Mobile Project Template
To make design process more organized, efficient, and consistent across the organization, I have created a Figma mobile project template for Product Designers.
Each file was structured to follow a part of the company's design process and included project details page with a design brief and more context around the project, final designs page, design guide page, prototyping section, ux writing section for ux writing team, design playground section for exploratory designs with iOS and Android design templates that I have created to make it easier for designers to get started, research section for ux research, new components page, and archive section.

Results
The Design System team has assisted multiple product teams with migration to our Design System, the latest being Facetune.
Product teams are seeing improvements in design and development efficiency, and shipping faster.
Common language between Product Designers and Developers is leading to better communication and results.
Consistent UI and interaction design translates into increase in subscription rates and retention.
Every product that migrated has cut hundreds of hardcoded colors down to ~20 design system colors.
Products which migrated to Design System have provide more consistent and predictable experience.
Improvements in cross-product efforts - the Design System is used by cross-product teams to design new features such as Feed and Onboarding.
We're seeing great adoption rates of the design system styles and components across all major product teams.
After working closely with the Facetune team to redesign the Facetune app with the Lightricks Design System, the team is not only working more efficiently but receiving positive feedback from users and seeing an uptick in engagement and subscription rates.

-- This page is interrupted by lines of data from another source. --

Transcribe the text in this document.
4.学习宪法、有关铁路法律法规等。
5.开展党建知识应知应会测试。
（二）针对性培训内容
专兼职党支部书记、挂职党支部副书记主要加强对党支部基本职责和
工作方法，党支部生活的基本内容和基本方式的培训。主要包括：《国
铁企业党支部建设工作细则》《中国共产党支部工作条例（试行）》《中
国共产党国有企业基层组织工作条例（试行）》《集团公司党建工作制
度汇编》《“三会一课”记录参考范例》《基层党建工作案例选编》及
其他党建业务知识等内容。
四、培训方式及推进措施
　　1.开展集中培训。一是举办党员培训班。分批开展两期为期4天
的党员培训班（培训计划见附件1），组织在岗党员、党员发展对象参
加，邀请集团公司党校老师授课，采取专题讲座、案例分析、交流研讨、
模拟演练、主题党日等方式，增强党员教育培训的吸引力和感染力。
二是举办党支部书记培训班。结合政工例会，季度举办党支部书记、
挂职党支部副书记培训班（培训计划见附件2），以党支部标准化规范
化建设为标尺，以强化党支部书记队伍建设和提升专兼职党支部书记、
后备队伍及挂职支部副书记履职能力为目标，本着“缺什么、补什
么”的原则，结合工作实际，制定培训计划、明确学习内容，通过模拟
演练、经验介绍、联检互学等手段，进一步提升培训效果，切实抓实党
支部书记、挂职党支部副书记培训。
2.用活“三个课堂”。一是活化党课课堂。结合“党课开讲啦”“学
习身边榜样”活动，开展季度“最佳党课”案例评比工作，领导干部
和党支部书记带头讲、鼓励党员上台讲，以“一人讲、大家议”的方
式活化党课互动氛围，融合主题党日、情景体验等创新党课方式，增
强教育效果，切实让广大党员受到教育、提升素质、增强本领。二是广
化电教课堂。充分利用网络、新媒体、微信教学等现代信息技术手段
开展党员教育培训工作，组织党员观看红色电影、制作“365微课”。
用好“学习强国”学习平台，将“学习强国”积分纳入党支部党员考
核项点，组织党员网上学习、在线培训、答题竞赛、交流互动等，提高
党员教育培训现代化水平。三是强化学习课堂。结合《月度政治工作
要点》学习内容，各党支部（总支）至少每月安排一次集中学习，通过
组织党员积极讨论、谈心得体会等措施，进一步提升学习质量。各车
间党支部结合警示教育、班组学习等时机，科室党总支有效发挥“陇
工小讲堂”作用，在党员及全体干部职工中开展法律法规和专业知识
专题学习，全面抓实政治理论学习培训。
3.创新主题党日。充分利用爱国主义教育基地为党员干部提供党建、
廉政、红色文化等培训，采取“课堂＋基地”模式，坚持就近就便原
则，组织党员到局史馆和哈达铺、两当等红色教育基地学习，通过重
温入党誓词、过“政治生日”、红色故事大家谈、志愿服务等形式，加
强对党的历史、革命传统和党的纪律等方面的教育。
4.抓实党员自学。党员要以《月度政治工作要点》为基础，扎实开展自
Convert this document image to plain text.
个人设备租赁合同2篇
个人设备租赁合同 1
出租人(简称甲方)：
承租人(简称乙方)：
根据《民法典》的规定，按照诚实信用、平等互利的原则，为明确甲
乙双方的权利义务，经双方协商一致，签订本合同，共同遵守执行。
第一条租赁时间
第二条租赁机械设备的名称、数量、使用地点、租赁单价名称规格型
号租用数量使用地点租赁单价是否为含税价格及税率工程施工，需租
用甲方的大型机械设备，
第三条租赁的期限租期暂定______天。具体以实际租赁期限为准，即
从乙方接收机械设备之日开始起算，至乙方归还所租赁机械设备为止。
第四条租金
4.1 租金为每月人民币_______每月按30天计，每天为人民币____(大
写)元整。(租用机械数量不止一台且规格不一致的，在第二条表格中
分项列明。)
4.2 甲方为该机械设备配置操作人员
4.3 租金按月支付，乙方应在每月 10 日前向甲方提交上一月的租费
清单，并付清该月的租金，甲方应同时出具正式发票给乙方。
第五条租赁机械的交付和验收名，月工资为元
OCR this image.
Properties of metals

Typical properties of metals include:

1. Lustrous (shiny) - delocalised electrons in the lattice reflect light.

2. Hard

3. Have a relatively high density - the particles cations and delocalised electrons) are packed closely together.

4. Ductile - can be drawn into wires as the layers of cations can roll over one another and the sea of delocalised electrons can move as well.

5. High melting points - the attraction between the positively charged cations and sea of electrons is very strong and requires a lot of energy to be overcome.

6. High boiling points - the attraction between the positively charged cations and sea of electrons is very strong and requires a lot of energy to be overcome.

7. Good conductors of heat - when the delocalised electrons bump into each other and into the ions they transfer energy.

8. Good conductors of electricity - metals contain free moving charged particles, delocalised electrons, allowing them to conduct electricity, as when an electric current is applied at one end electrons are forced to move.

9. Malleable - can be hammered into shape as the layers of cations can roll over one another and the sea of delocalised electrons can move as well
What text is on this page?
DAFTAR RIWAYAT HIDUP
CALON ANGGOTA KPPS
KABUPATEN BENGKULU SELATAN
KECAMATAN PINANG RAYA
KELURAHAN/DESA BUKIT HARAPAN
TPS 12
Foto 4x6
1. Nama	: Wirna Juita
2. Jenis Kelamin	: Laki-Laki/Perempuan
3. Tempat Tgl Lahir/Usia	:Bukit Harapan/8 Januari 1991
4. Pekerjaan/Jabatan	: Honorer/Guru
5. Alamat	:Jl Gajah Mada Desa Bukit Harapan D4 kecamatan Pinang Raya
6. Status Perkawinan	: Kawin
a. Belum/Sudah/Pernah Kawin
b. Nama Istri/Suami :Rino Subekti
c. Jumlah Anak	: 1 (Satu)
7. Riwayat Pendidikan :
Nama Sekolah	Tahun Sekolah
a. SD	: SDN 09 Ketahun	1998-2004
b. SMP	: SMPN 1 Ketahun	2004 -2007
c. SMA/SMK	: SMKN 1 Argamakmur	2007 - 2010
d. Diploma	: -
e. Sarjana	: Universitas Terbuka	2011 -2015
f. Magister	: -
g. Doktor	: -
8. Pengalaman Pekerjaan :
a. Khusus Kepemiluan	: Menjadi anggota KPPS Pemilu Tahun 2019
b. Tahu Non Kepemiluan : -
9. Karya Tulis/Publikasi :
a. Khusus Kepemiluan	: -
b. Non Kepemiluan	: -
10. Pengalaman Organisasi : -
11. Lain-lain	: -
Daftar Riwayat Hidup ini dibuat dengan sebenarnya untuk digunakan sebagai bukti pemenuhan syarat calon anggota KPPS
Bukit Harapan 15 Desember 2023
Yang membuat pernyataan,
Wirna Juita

“I had the pleasure of working with Phil during his time at Lightricks. During our time working together Phil proved to be extremely detail oriented, while also demonstrating a deep knowledge and understanding of both the technical requirement and limitations, as well as user needs.
During his time at Lightricks, Phil undertook building out our design system collaborating both with our infrastructure team to build out our components library, to work both visually and functionally across Lightricks numerous iOS product. While collecting requirements and feedback from all stakeholders and products to meet each teams specific needs and requests. Our products have never looked so polished and we owe it to his incredible efforts and attention to detail.”
Judah Guttmann
Former Product Manager at Facetune


“Phil is one of the most professional designers I’ve had the pleasure of working with. Always a deep thinker, extreme edge case detector and prototyping master. He’s helped tremendously in taking product design at Lightricks to the next level and I hope our paths cross again soon!”
Tal Moskovich
Former Product Design Lead at Lightricks


“Phil is a very talented designer and it was a pleasure working with him and managing him. He is very dedicated to keeping a high quality of work, both from a UX and a UI perspective. Phil is also very organized and knowledgable, always up to date and up to exploring new things. Last but not least, Phil did an amazing job working on Lightricks' Design System! So, go ahead and hire him :)”
Laure Scemama
Product Design Team Lead at Lightricks


“I’ve worked with Phil on implementing an in-house design system. Besides creation of detailed and well thought design guides, Phils have great technical abilities. He always created interactive mocks of the design guides and when necessary dived into the code and tweaked it. And as a bonus Phils is a great guy to have a conversation with.”
Michael Kimi
Software Developer at Lightricks


“Worked with Phil on an internal Design System that is used across multiple apps. Phil is a professional designer who is comfortable around code and is easy to work with. As an engineer I often find that working with Designers invokes challenges that arise from the different languages we speak, but with Phil it was a breeze, he knows to speak developer, he makes design guides in ways that are easy to implement in code and he provides mocks and prototypes for everything!”